Public education leaders are voicing concerns over the long-term impact of national monument designations on classroom funding as Utah Senate Minority Leader Jim Dabakis (D-Salt Lake City) reportedly traveled to Washington, D.C. to encourage President Obama to designate national monuments in Utah.
“Monument designations would inevitably capture hundreds of thousands of acres of school trust lands, rendering them undevelopable instead of providing revenue to directly support K-12 education as Congress intended,” said Tim Donaldson, School Children’s Trust Director for the Utah State Board of Education, which is charged with independent oversight of the state’s efforts to prudently and profitably generate revenue from those school lands.
The Utah School and Institutional Trust Lands Administration (SITLA), which manages the state’s trust land portfolio, reports more than 157,000 acres of trust lands would be captured within the boundaries of the proposed Bears’ Ears monument.

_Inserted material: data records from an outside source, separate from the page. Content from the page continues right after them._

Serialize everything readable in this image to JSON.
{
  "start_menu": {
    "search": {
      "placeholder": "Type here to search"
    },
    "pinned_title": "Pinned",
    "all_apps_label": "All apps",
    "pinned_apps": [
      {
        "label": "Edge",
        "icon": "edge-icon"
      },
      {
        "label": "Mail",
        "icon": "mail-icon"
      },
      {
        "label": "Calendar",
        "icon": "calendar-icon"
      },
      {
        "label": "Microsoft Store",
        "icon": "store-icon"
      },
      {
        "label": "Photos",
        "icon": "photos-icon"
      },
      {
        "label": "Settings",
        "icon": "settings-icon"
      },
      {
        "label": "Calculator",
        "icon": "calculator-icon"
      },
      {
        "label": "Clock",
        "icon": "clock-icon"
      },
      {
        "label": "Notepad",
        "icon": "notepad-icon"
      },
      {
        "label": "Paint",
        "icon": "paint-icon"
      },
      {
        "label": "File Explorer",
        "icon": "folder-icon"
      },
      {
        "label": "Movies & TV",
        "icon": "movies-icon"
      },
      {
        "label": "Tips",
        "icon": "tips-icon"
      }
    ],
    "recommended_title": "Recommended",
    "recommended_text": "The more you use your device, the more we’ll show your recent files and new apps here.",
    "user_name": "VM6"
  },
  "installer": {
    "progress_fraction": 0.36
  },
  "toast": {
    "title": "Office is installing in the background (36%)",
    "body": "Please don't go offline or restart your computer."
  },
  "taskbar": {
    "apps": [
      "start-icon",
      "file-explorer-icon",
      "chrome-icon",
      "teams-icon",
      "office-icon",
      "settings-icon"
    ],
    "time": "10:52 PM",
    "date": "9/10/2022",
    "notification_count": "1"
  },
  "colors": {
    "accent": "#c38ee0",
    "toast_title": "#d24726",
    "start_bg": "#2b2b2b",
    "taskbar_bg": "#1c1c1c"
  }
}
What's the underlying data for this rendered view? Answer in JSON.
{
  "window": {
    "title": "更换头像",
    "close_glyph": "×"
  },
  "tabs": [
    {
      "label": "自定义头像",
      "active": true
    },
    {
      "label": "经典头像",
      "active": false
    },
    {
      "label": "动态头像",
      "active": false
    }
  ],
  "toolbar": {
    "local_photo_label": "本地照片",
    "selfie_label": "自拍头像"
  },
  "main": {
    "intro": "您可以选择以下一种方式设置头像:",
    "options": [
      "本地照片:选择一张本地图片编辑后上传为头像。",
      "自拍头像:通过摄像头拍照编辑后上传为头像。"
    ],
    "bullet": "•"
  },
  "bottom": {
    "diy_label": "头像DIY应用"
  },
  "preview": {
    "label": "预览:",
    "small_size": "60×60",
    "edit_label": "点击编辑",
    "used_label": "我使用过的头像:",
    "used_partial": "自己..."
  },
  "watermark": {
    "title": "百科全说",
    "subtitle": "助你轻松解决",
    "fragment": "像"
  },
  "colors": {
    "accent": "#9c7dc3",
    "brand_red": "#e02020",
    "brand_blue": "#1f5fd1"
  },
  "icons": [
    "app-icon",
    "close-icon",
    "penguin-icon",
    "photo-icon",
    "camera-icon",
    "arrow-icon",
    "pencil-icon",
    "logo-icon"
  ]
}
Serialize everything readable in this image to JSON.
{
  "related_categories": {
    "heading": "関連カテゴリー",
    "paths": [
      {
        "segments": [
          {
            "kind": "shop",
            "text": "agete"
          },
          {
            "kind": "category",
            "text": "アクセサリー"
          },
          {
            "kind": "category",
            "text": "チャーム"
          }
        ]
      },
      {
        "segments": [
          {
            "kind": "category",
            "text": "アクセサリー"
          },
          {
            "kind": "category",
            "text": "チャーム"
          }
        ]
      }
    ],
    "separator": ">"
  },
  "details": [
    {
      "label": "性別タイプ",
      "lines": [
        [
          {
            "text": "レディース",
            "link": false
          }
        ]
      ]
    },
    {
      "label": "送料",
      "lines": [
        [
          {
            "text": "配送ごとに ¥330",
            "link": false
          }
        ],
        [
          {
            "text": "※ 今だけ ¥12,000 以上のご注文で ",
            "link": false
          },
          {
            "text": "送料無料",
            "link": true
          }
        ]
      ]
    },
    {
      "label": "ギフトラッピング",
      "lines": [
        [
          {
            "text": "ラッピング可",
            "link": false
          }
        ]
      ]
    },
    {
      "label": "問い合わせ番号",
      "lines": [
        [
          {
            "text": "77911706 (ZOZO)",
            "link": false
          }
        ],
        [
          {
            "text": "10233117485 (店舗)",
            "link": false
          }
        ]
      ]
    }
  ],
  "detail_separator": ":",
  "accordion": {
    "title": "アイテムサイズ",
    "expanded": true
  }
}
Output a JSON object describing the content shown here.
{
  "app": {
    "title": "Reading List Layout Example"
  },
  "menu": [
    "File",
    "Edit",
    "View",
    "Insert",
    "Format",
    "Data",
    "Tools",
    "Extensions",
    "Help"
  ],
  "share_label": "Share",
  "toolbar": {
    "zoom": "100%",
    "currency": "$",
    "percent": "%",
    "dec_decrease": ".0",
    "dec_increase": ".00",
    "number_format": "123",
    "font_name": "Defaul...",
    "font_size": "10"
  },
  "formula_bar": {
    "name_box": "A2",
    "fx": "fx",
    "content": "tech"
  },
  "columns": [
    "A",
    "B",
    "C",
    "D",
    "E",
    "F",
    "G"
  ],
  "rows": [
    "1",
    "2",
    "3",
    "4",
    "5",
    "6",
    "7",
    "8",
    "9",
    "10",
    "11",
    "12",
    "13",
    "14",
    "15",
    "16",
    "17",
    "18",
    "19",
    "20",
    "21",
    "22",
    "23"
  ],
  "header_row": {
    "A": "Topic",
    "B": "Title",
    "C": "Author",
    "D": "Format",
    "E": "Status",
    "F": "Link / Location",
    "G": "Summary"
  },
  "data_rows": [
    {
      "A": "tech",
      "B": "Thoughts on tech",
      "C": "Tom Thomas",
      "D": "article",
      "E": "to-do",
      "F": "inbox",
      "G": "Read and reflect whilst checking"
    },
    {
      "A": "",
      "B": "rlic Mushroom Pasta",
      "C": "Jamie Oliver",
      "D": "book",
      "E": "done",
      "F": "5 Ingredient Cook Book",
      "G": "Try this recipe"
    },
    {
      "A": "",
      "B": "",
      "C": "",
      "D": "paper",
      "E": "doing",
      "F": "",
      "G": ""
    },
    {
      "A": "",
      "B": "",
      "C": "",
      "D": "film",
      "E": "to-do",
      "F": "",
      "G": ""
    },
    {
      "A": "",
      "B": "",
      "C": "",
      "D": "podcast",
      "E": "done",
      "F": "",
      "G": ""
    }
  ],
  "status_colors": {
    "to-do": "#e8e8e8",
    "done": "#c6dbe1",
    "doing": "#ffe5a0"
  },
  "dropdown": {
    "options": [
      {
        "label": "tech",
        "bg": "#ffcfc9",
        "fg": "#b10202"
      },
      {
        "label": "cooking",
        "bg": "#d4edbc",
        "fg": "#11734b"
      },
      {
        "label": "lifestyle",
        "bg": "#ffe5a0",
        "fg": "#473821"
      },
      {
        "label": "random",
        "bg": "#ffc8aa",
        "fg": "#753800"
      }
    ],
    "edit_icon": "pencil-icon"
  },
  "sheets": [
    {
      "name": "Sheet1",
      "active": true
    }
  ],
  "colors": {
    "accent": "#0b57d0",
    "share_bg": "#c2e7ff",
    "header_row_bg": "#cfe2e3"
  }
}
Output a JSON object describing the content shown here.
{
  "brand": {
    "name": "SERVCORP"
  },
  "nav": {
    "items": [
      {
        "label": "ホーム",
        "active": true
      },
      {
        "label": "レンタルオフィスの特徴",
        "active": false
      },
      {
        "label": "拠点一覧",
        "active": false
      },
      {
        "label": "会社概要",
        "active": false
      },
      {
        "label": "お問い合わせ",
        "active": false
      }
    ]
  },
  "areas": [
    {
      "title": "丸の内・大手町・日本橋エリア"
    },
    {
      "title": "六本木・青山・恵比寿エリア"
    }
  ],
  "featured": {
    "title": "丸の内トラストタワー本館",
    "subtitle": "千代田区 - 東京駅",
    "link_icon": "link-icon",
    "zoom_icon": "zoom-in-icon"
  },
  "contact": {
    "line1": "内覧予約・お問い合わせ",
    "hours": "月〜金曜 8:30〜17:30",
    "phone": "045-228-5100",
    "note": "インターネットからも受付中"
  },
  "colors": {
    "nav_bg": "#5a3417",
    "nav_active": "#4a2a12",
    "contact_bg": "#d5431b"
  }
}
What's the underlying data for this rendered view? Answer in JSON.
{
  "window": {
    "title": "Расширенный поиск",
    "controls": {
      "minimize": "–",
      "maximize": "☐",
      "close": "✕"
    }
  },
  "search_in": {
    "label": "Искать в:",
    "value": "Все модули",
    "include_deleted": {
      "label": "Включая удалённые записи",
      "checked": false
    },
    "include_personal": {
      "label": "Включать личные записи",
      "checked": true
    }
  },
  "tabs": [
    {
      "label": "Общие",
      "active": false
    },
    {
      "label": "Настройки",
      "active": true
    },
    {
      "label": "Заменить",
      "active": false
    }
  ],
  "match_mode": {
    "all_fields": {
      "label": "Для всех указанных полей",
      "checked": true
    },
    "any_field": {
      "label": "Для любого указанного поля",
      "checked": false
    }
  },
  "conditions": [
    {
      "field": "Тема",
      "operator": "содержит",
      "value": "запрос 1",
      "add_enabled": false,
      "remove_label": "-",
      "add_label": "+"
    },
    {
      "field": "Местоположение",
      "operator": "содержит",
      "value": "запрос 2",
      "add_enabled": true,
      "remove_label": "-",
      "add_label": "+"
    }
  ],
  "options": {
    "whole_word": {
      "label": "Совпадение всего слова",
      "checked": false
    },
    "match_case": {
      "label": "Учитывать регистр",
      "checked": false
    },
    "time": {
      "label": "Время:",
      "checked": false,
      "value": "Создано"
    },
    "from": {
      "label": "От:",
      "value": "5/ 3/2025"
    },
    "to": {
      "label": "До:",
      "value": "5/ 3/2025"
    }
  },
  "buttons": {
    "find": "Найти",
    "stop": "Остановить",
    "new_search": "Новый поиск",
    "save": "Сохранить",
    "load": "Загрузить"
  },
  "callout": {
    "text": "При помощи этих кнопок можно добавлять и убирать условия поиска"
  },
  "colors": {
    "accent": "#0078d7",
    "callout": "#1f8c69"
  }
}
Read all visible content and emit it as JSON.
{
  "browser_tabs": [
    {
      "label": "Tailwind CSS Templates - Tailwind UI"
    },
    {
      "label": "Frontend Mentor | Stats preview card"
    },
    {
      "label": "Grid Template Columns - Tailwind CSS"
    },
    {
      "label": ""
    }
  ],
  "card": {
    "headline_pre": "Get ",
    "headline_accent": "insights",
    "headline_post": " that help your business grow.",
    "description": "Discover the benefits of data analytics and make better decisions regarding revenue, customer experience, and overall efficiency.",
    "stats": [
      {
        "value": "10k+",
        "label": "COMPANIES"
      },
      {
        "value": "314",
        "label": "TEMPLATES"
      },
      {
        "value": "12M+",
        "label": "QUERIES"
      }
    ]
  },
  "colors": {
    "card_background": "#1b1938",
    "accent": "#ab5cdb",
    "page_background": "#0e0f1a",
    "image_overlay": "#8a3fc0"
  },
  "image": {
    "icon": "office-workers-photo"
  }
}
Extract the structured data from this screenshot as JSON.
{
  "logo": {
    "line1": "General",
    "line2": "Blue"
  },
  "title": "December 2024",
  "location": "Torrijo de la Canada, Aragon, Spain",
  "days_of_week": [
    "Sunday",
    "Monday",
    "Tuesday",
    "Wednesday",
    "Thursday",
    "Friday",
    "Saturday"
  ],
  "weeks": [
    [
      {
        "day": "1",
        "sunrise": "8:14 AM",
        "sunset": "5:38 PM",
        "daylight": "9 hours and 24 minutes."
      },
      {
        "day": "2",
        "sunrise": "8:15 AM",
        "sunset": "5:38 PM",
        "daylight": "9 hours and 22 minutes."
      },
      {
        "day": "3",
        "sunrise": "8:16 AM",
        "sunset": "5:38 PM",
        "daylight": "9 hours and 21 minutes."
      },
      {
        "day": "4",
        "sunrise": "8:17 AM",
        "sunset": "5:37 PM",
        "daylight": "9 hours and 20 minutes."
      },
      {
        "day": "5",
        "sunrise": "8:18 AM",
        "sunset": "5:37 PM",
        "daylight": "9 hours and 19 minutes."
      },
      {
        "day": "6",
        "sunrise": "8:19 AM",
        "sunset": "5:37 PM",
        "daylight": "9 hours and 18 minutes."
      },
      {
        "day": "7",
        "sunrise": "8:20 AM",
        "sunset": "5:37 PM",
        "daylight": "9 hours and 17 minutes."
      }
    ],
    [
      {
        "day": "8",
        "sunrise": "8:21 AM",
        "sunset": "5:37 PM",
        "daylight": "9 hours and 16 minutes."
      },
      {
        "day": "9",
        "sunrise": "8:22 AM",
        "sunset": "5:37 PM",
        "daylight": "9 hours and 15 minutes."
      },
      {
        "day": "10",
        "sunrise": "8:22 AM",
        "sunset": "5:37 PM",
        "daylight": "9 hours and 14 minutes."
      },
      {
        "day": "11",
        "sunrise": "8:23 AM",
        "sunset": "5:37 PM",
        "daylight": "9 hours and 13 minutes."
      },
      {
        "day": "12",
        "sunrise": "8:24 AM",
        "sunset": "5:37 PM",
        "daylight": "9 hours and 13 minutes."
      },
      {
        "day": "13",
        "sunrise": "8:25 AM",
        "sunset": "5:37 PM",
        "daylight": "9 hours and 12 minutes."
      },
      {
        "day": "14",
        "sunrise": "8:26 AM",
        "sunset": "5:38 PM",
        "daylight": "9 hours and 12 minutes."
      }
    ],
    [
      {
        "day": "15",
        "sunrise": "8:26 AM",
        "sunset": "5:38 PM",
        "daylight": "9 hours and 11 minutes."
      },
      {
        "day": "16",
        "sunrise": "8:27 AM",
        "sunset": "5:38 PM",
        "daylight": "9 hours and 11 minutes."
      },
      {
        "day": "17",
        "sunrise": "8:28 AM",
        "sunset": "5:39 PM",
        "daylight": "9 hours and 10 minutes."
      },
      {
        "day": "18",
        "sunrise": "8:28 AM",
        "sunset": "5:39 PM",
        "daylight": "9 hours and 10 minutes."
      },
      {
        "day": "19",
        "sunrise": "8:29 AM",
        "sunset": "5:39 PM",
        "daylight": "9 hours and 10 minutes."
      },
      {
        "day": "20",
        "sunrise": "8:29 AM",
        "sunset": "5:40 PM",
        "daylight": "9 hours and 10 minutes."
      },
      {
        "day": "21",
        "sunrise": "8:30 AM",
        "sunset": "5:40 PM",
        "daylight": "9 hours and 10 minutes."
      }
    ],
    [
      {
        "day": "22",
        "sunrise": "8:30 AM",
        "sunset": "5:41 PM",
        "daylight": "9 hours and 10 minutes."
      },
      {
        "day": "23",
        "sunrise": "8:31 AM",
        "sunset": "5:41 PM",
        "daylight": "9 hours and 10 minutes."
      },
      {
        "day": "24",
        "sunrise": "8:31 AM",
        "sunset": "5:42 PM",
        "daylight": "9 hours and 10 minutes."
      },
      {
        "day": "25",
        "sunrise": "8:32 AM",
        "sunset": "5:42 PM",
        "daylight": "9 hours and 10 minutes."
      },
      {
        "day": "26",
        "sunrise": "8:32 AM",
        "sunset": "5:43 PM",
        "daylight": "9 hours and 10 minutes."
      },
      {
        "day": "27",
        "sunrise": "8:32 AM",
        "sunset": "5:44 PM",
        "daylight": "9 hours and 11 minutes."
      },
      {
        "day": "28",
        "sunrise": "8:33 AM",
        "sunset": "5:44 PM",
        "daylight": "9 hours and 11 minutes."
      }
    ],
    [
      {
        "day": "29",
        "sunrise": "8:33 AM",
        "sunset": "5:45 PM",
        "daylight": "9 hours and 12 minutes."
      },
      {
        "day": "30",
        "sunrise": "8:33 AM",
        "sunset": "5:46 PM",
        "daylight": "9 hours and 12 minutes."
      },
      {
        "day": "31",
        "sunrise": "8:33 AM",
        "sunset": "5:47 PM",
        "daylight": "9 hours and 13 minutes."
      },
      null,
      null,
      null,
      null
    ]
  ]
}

Over the past decade, SITLA has generated $1.2 billion in revenue from Utah’s trust lands, helping to grow Utah’s Permanent School Fund to $2 billion. Interest and dividends from the Fund have provided $310 million to Utah schools over that same period.
“If conservation designations are made, they must be done in a way that holds schools harmless financially,” said SITLA Director Kevin Carter. “That might mean identifying lands of comparable value up front and providing for costs of exchanging those lands.”
President Clinton’s unilateral action to create the Grand Staircase-Escalante National Monument in 1996 cost the federal treasury $50 million to avoid litigation, and significant lands were traded to protect Utah’s education endowment. The education community contends a conservation legacy should not come at the expense of Utah classrooms.
“Revenue generated from trust lands provide much-needed funds for the school children of Utah,” said Tracy Miller, Utah PTA Trust Lands Board Specialist. “We encourage federal officials to consider the impact a national monument would have on our public schools, ensure schools are not harmed financially, and immediately make the school trust whole for any lost revenue from captured trust lands.”
Upon statehood, the federal government granted six million acres of trust lands to Utah to support state institutions, including public schools, and state hospitals and colleges. Utah is one of 23 trust land states.